Beverly McIver (born c. 1962) is a contemporary artist, mostly known for her self-portraits, who was born and raised in Greensboro, NC. She is currently the Esbenshade Professor of the Practice of Art, Art History and Visual Studies at Duke University.

==Early life and education==
McIver was the youngest of three daughters and raised by a single mother who worked as a maid to support their family. Her mother’s attention and resources were mostly focused on McIver’s older sister, Renee, who was mentally disabled. Her autobiographical paintings are richly colorful and chronicles her life struggle with her African-American identity.

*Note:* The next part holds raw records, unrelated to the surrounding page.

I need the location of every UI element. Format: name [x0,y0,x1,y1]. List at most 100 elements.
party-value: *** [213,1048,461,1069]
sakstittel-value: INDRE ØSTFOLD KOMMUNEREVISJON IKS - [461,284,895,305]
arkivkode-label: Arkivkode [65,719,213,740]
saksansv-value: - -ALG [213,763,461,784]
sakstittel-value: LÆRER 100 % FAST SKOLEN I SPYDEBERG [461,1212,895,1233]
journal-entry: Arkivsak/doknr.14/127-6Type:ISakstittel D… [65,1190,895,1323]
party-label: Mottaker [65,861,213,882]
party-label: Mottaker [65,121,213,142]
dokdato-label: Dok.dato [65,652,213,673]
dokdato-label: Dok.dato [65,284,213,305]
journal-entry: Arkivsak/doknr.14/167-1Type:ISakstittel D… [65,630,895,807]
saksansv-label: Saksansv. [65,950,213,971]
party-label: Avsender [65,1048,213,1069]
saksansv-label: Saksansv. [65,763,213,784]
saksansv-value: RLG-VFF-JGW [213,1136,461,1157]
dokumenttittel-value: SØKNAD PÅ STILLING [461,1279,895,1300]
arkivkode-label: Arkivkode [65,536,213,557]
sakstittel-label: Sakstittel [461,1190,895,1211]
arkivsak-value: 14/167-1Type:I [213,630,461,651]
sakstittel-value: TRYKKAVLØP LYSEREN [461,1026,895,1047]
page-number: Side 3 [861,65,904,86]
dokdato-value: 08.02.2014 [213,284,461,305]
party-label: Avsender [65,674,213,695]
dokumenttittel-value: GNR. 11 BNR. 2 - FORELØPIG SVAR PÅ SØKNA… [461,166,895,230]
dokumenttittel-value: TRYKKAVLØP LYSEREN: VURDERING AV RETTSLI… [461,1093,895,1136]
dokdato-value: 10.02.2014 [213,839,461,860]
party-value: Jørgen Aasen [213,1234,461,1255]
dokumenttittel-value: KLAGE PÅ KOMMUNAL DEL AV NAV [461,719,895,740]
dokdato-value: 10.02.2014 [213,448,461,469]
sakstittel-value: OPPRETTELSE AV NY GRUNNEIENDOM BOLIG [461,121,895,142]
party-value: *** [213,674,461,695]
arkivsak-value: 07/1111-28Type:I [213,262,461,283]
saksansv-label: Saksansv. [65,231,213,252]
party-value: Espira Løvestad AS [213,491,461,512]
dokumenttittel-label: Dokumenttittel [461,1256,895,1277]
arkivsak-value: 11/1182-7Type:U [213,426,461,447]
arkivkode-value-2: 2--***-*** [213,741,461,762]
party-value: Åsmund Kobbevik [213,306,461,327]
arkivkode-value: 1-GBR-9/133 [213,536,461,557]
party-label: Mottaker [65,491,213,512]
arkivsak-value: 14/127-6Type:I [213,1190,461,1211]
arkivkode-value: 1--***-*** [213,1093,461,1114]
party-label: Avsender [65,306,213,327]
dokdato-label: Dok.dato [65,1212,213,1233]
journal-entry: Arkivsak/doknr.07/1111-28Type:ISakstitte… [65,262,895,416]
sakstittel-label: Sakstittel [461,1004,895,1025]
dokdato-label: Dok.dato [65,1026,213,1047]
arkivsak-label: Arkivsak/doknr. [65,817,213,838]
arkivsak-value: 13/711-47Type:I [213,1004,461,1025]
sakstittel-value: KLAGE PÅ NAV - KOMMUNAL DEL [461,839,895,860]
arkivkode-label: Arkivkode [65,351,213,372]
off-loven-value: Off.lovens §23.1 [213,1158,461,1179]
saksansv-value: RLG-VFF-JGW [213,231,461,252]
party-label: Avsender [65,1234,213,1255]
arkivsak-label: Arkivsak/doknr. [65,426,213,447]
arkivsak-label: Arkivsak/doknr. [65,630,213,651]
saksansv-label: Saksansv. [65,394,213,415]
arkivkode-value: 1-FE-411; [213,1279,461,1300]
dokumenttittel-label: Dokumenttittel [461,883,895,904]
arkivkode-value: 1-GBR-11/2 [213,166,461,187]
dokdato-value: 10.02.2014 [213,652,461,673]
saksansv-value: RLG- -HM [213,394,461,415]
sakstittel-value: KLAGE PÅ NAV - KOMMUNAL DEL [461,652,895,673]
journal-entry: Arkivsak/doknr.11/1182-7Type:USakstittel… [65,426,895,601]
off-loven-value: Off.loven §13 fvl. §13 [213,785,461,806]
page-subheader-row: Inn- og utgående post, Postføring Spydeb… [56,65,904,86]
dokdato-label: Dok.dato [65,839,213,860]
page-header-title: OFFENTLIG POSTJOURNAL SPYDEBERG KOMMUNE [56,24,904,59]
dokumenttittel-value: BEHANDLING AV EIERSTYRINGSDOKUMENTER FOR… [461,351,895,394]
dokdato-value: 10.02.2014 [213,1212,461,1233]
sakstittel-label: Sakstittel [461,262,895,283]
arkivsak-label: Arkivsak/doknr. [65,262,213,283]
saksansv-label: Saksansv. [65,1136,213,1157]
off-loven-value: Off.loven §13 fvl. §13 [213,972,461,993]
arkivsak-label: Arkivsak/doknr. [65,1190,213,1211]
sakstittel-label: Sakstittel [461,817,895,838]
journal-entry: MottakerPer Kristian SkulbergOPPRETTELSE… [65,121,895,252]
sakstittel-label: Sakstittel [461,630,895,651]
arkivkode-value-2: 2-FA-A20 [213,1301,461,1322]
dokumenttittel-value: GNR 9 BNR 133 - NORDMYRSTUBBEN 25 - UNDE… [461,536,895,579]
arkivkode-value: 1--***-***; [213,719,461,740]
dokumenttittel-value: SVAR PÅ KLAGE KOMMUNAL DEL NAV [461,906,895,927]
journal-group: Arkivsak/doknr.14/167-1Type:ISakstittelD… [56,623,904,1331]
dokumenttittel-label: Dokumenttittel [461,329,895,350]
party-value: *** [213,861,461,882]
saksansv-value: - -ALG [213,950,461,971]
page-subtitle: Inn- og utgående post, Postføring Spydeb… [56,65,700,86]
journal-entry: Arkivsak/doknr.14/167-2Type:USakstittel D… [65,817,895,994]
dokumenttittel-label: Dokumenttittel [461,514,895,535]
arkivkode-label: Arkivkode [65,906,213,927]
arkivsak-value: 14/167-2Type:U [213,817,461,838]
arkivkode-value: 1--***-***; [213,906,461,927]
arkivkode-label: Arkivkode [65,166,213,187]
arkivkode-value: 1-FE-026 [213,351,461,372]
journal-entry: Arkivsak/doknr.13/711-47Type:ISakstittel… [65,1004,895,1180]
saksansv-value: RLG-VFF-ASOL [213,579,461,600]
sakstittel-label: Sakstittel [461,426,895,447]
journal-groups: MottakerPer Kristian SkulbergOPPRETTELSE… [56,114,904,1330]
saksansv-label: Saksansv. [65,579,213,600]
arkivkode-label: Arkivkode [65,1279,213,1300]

While attending a predominantly white, affluent high school, McIver was a member of the school’s clowning club. Performing in clown makeup and a wig empowered McIver: “As a clown…I was transformed, and in many ways more acceptable to society. No one cared that I was black or poor. I was embraced.” Considering going to clown school for a brief period of time, McIver decided to pursue a career in art, earning her Master of Fine Art at Penn State University and an honorary doctorate from North Carolina Central University. She earned her Bachelor of Arts in Painting and Drawing at North Carolina Central University in 1987.

==Career==
McIver's work explores personal identity, and besides self-portraiture she is known for painting the people who surround her in everyday life. She received several honors for her work including a Guggenheim Fellowship and the Louis Comfort Tiffany Award. A documentary about McIver's life entitled Raising Renee was featured on HBO and nominated for an Emmy award. In 2011, McIver was named "top ten in painting" for Art In America magazine. McIver also has works featured in the Mint Museum of Art & the North Carolina Museum of Art. She's currently the Esbenshade Professor of the Practice of Visual Arts at Duke University. Her work is also in the Weatherspoon Art Museum in Greensboro, N.C., the Baltimore Museum of Art, the Minneapolis Institute of Art, the NCCU Museum of Art, the Asheville Museum of Art, The Crocker Art Museum, The Cameron Art Museum, The Nasher Museum and the Nelson Fine Arts Museum on the campus of Arizona State University. She won the Rome Prize in Visual Arts from the American Academy in Rome in 2017-2018.

==Awards==
McIver was a 2014 Artist-in-Residence at the McColl Center for Art + Innovation in Charlotte, NC. Her work has been reviewed in Art News, Art in America The New York Times and a host of local newspapers. She has received numerous grants and awards including the Anonymous Was A Woman Foundation grant, a John Simon Guggenheim Fellowship, a Radcliffe Fellowship from Harvard University, a Marie Walsh Sharpe Foundation award, a distinguished Alumni Award from Pennsylvania State University, a Louis Comfort Tiffany Foundation Award and Creative Capital grant.